While his speech in Philadelphia is unlikely to win over those who oppose his candidacy because of his race, it may serve a similar purpose as Kennedy's talk to Protestant ministers in Houston in 1960 - dispelling concerns among some voters about his core beliefs, analysts said.
Mr Obama's speech 'made clear that his own views differed' from those expressed by his former pastor, just as Kennedy made it clear that a Catholic president would not answer to the Vatican, said Mr Ted Sorensen, 79, who helped Kennedy write the Houston speech, a turning point in his race for the White House.
'The parallels with Kennedy instantly came to mind,' said political scientist Stephen Hess of the Brookings Institution in Washington.

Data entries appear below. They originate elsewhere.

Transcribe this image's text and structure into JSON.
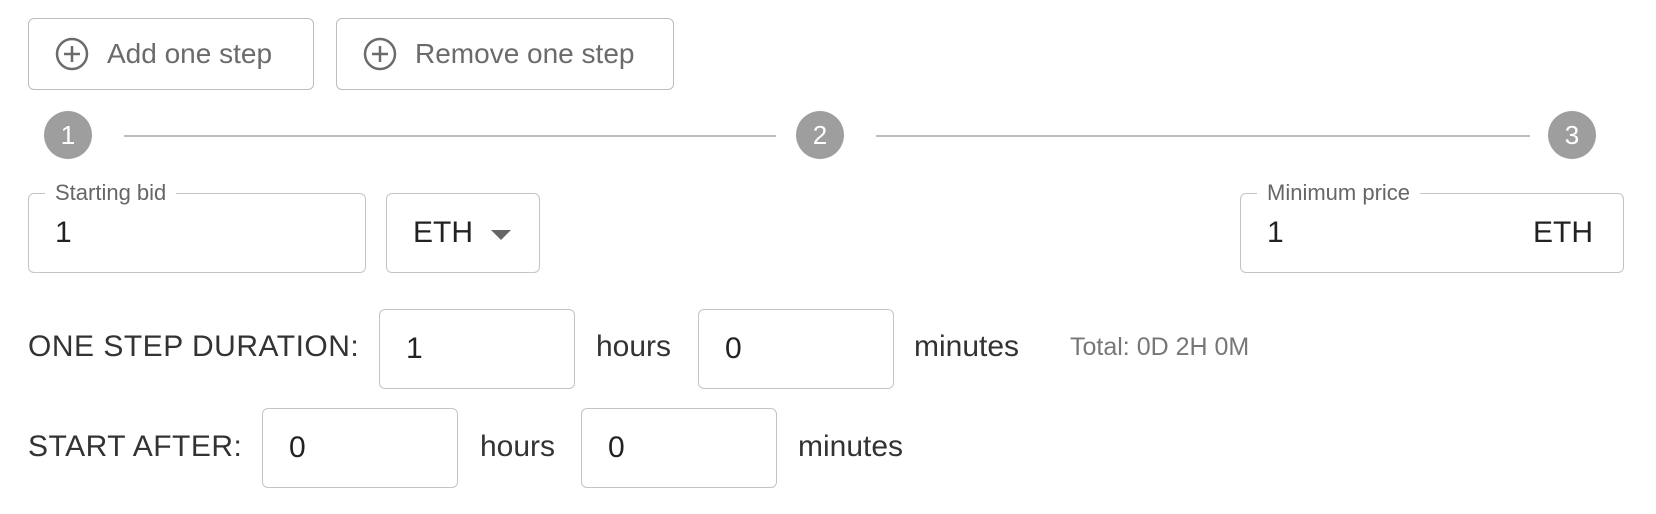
{
  "buttons": {
    "add_label": "Add one step",
    "remove_label": "Remove one step"
  },
  "steps": [
    "1",
    "2",
    "3"
  ],
  "starting_bid": {
    "legend": "Starting bid",
    "value": "1"
  },
  "currency_select": {
    "selected": "ETH"
  },
  "minimum_price": {
    "legend": "Minimum price",
    "value": "1",
    "suffix": "ETH"
  },
  "one_step_duration": {
    "label": "ONE STEP DURATION:",
    "hours_value": "1",
    "hours_unit": "hours",
    "minutes_value": "0",
    "minutes_unit": "minutes",
    "total": "Total: 0D 2H 0M"
  },
  "start_after": {
    "label": "START AFTER:",
    "hours_value": "0",
    "hours_unit": "hours",
    "minutes_value": "0",
    "minutes_unit": "minutes"
  },
  "colors": {
    "step_circle": "#9e9e9e",
    "border": "#c4c4c4",
    "muted_text": "#6b6b6b"
  }
}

In his sermons, Reverend Jeremiah Wright had suggested that an oppressive US foreign policy had incited the Sept 11 attacks and that the government had a role in spreading the Aids virus in the black community.
Mr Obama said in his speech that his own mixed heritage has taught him that 'we cannot solve the challenges of our time unless we solve them together - unless we perfect our union by understanding that we may have different stories, but we hold common hopes'.
In his 1960 speech, Kennedy voiced similar hopes, saying he believed in 'an America where religious intolerance will someday end, where all men and all churches are treated as equals' and where 'there is no Catholic vote, no anti-Catholic vote, no bloc voting of any kind'.